Esse tipo de situação, onde uma empresa tenta associar-se a uma causa social ou ambiental para promover sua imagem sem realmente alinhar suas práticas com esses valores, é frequentemente chamado de “washing”. “Pink washing” refere-se especificamente a estratégias de marketing que exploram causas ligadas ao cancro da mama sem necessariamente apoiar a causa de modo autêntico. Temos igualmente campanhas de tipo “rainbow washing”, “blue washing” e “green washing” que são usados quando empresas tentam capitalizar a favor de questões LGBTQ+, saúde mental e sustentabilidade, respetivamente, sem um real compromisso ou ação consistente de apoio. Essas estratégias podem ser percebidas como oportunismo e levam à desconfiança dos consumidores atuais que estão cada vez mais conscientes e informados, muitas vezes preferindo pagar mais por marcas que se alinham com seus próprios valores.

Faz então sentido que as empresas que demonstram um compromisso genuíno com os valores propalados, possam usar isso como uma vantagem competitiva. Se embarcam em iniciativas ambientais e sociais, podem e devem mostrá-lo, evidenciando de forma transparente os seus esforços por meio de campanhas, certificações ou rótulos que os consumidores reconhecem e confiam. Estes valores ou causas, que podem perfeitamente ir além de questões de sustentabilidade, vão constituir cada vez mais um factor de diferenciação entre as diferentes opções. E se o preço deixar de ser o fator principal da tomada de decisão, então benefícios de longo prazo de produtos ou serviços sustentáveis, e aos quais se associam valores positivos, passam a ganhar relevância na estratégia das empresas. Se a isso se somar uma estratégia consistente em que, por exemplo, à sustentabilidade, se somam fatores como a qualidade, a durabilidade, a reparabilidade e a consequente redução do impacto ambiental, o consumidor pode até aceitar a justificativa de um preço mais alto.

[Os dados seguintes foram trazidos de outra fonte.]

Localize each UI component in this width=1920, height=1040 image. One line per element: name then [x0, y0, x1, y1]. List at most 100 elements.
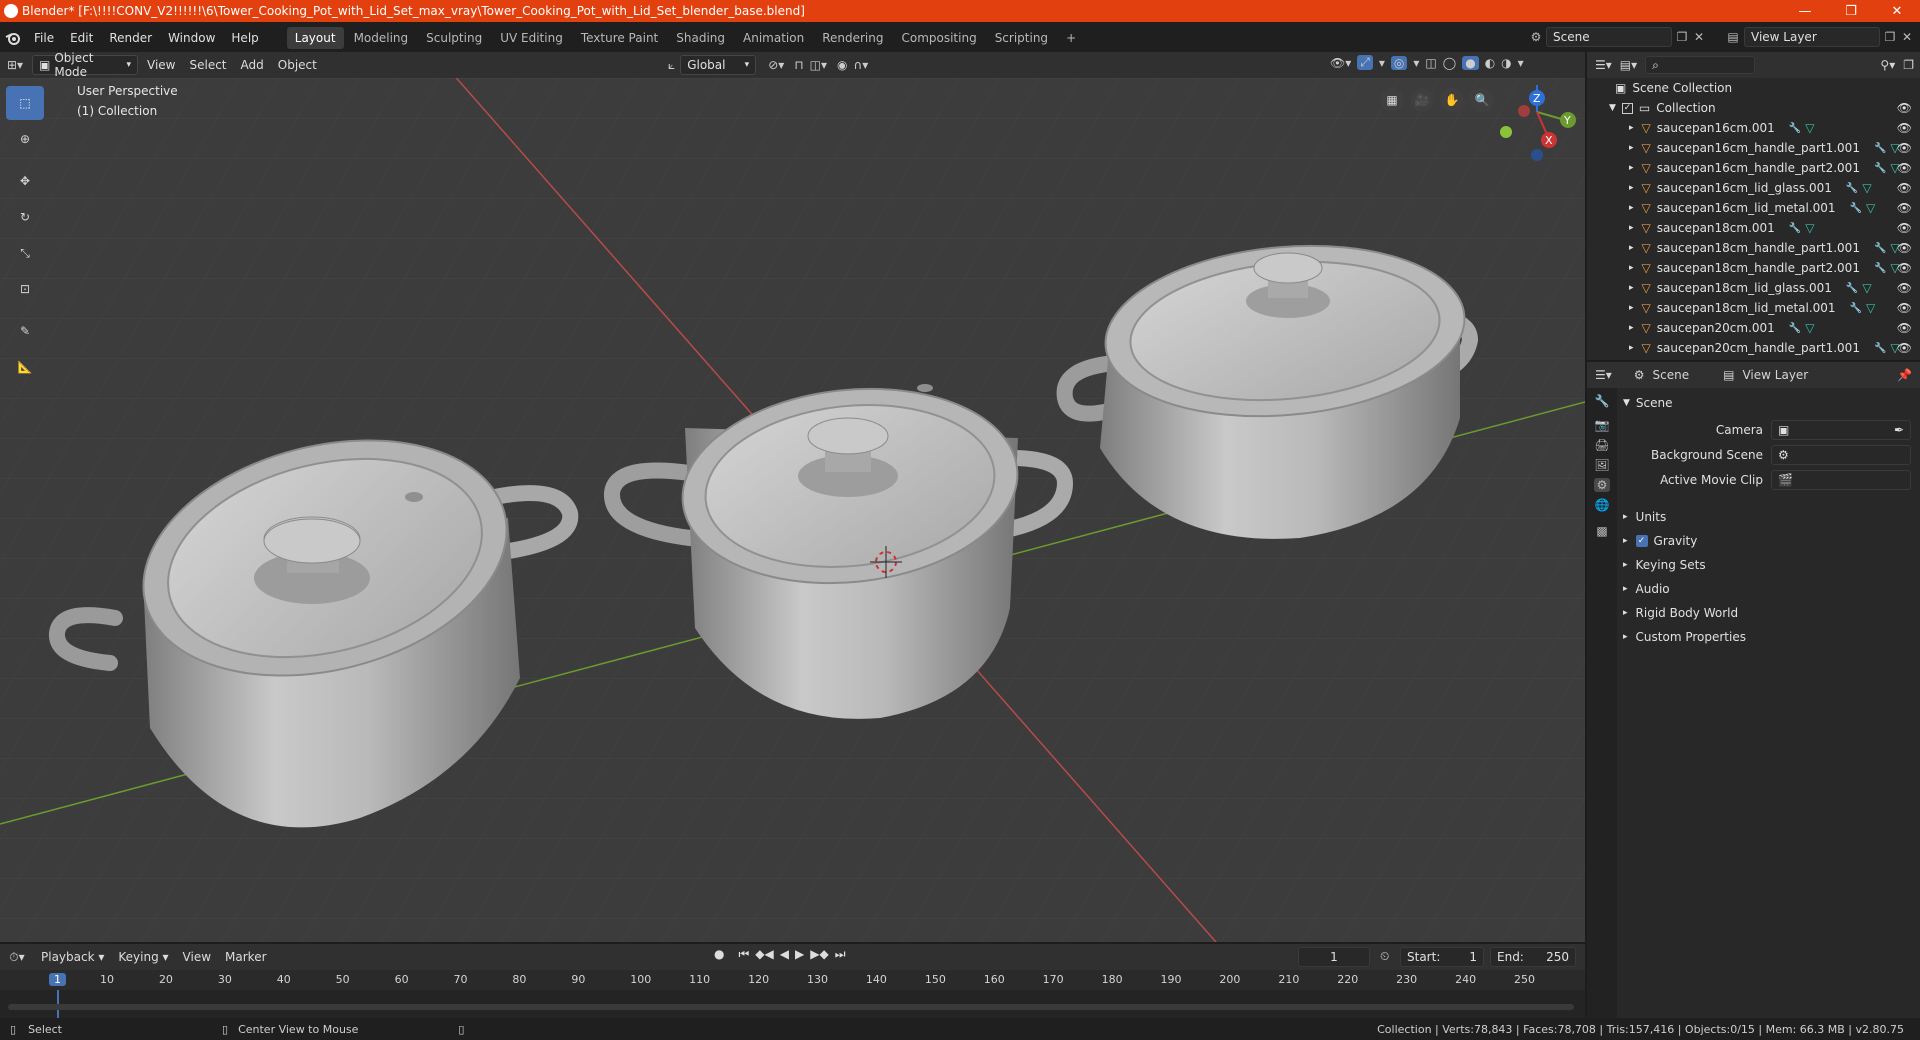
eye-visibility-icon[interactable]: 👁	[1897, 161, 1912, 175]
outliner-item[interactable]: ▸ ▽ saucepan20cm_handle_part1.001 🔧 ▽ 👁	[1587, 338, 1920, 358]
outliner-item[interactable]: ▸ ▽ saucepan16cm_handle_part1.001 🔧 ▽ 👁	[1587, 138, 1920, 158]
expand-arrow-icon[interactable]: ▸	[1629, 303, 1634, 313]
tab-animation[interactable]: Animation	[735, 27, 812, 49]
outliner-item[interactable]: ▸ ▽ saucepan18cm.001 🔧 ▽ 👁	[1587, 218, 1920, 238]
jump-keyframe-forward-icon[interactable]: ▶◆	[810, 947, 828, 962]
outliner-item[interactable]: ▸ ▽ saucepan18cm_lid_glass.001 🔧 ▽ 👁	[1587, 278, 1920, 298]
pan-hand-icon[interactable]: ✋	[1440, 88, 1464, 112]
expand-arrow-icon[interactable]: ▸	[1629, 223, 1634, 233]
timeline-editor-type-icon[interactable]: ⏱▾	[0, 950, 34, 965]
outliner-item[interactable]: ▸ ▽ saucepan16cm.001 🔧 ▽ 👁	[1587, 118, 1920, 138]
camera-view-icon[interactable]: 🎥	[1410, 88, 1434, 112]
menu-render[interactable]: Render	[101, 31, 160, 45]
new-collection-icon[interactable]: ❐	[1903, 58, 1914, 72]
outliner-scene-collection[interactable]: ▣ Scene Collection	[1587, 78, 1920, 98]
subpanel-header[interactable]: ▸ Custom Properties	[1623, 630, 1913, 644]
view-menu[interactable]: View	[140, 56, 182, 74]
eye-visibility-icon[interactable]: 👁	[1897, 181, 1912, 195]
minimize-button[interactable]: —	[1782, 0, 1828, 22]
outliner-item[interactable]: ▸ ▽ saucepan16cm_lid_metal.001 🔧 ▽ 👁	[1587, 198, 1920, 218]
camera-field[interactable]: ▣ ✒	[1771, 420, 1911, 440]
tool-tab-icon[interactable]: 🔧	[1595, 394, 1610, 408]
eye-visibility-icon[interactable]: 👁	[1897, 261, 1912, 275]
scene-selector[interactable]: Scene	[1546, 27, 1672, 47]
expand-arrow-icon[interactable]: ▸	[1629, 283, 1634, 293]
eye-visibility-icon[interactable]: 👁	[1897, 281, 1912, 295]
tab-scripting[interactable]: Scripting	[987, 27, 1056, 49]
jump-keyframe-back-icon[interactable]: ◆◀	[755, 947, 773, 962]
properties-editor-type-icon[interactable]: ☰▾	[1595, 368, 1612, 382]
overlay-dropdown-icon[interactable]: ▾	[1413, 56, 1419, 70]
menu-window[interactable]: Window	[160, 31, 223, 45]
modifier-wrench-icon[interactable]: 🔧	[1874, 343, 1886, 354]
active-movie-clip-field[interactable]: 🎬	[1771, 470, 1911, 490]
view-layer-tab-icon[interactable]: 🖼	[1594, 458, 1609, 472]
outliner-item[interactable]: ▸ ▽ saucepan16cm_handle_part2.001 🔧 ▽ 👁	[1587, 158, 1920, 178]
outliner-item[interactable]: ▸ ▽ saucepan18cm_lid_metal.001 🔧 ▽ 👁	[1587, 298, 1920, 318]
tab-rendering[interactable]: Rendering	[814, 27, 891, 49]
gravity-checkbox[interactable]: ✓	[1635, 535, 1648, 547]
expand-arrow-icon[interactable]: ▸	[1629, 143, 1634, 153]
background-scene-field[interactable]: ⚙	[1771, 445, 1911, 465]
expand-arrow-icon[interactable]: ▸	[1629, 123, 1634, 133]
eyedropper-icon[interactable]: ✒	[1894, 423, 1904, 437]
proportional-edit-icon[interactable]: ◉	[837, 58, 847, 72]
scale-tool[interactable]: ⤡	[6, 236, 44, 270]
current-frame-field[interactable]: 1	[1298, 947, 1370, 967]
rendered-shading-icon[interactable]: ◑	[1501, 56, 1511, 70]
snap-icon[interactable]: ⊓	[794, 58, 803, 72]
expand-arrow-icon[interactable]: ▸	[1629, 183, 1634, 193]
display-mode-icon[interactable]: ▤▾	[1620, 58, 1637, 72]
play-icon[interactable]: ▶	[795, 947, 804, 962]
texture-tab-icon[interactable]: ▩	[1596, 524, 1607, 538]
modifier-wrench-icon[interactable]: 🔧	[1789, 223, 1801, 234]
collection-checkbox[interactable]: ✓	[1621, 102, 1633, 114]
outliner-item[interactable]: ▸ ▽ saucepan18cm_handle_part2.001 🔧 ▽ 👁	[1587, 258, 1920, 278]
filter-icon[interactable]: ⚲▾	[1880, 58, 1895, 72]
editor-type-icon[interactable]: ⊞▾	[0, 58, 30, 72]
maximize-button[interactable]: ❐	[1828, 0, 1874, 22]
world-tab-icon[interactable]: 🌐	[1595, 498, 1610, 512]
subpanel-header[interactable]: ▸ ✓ Gravity	[1623, 534, 1913, 548]
eye-visibility-icon[interactable]: 👁	[1897, 341, 1912, 355]
modifier-wrench-icon[interactable]: 🔧	[1846, 283, 1858, 294]
modifier-wrench-icon[interactable]: 🔧	[1874, 143, 1886, 154]
modifier-wrench-icon[interactable]: 🔧	[1789, 323, 1801, 334]
select-box-tool[interactable]: ⬚	[6, 86, 44, 120]
scene-panel-header[interactable]: ▼ Scene	[1623, 396, 1913, 410]
material-shading-icon[interactable]: ◐	[1485, 56, 1495, 70]
output-tab-icon[interactable]: 🖨	[1594, 438, 1609, 452]
viewport-scene[interactable]: Z Y X	[0, 78, 1585, 942]
modifier-wrench-icon[interactable]: 🔧	[1846, 183, 1858, 194]
scene-icon[interactable]: ⚙	[1526, 30, 1546, 44]
menu-help[interactable]: Help	[223, 31, 266, 45]
menu-file[interactable]: File	[26, 31, 62, 45]
tab-sculpting[interactable]: Sculpting	[418, 27, 490, 49]
perspective-toggle-icon[interactable]: ▦	[1380, 88, 1404, 112]
subpanel-header[interactable]: ▸ Units	[1623, 510, 1913, 524]
new-scene-icon[interactable]: ❐	[1672, 30, 1692, 44]
tab-layout[interactable]: Layout	[286, 27, 344, 49]
subpanel-header[interactable]: ▸ Audio	[1623, 582, 1913, 596]
transform-orientation-selector[interactable]: Global ▾	[680, 55, 757, 75]
mesh-data-icon[interactable]: ▽	[1866, 301, 1875, 315]
3d-viewport[interactable]: Z Y X ▦ 🎥 ✋ 🔍 User Perspective (1) Colle…	[0, 78, 1585, 942]
timeline-scrollbar[interactable]	[8, 1004, 1574, 1010]
outliner-collection[interactable]: ▼ ✓ ▭ Collection 👁	[1587, 98, 1920, 118]
tab-texture-paint[interactable]: Texture Paint	[573, 27, 666, 49]
shading-dropdown-icon[interactable]: ▾	[1518, 56, 1524, 70]
move-tool[interactable]: ✥	[6, 164, 44, 198]
playback-menu[interactable]: Playback ▾	[34, 948, 111, 966]
subpanel-header[interactable]: ▸ Keying Sets	[1623, 558, 1913, 572]
gizmo-toggle-icon[interactable]: ⤢	[1357, 55, 1373, 70]
preview-range-icon[interactable]: ⏲	[1380, 949, 1389, 964]
tab-uv-editing[interactable]: UV Editing	[492, 27, 571, 49]
mesh-data-icon[interactable]: ▽	[1805, 321, 1814, 335]
solid-shading-icon[interactable]: ●	[1462, 55, 1479, 70]
tab-modeling[interactable]: Modeling	[346, 27, 417, 49]
mesh-data-icon[interactable]: ▽	[1805, 121, 1814, 135]
snap-target-icon[interactable]: ◫▾	[810, 58, 827, 72]
expand-arrow-icon[interactable]: ▸	[1629, 243, 1634, 253]
expand-arrow-icon[interactable]: ▸	[1629, 263, 1634, 273]
expand-arrow-icon[interactable]: ▸	[1629, 323, 1634, 333]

As decisões dos consumidores baseadas nos seus próprios valores estão a tornar-se cada vez mais correntes, especialmente entre os segmentos mais jovens. À medida que a consciencialização cresce e os valores evoluem, as empresas que abraçam autenticamente causas estarão em melhor posição para conquistar a confiança e a fidelidade do consumidor, destacando-se assim num mercado competitivo.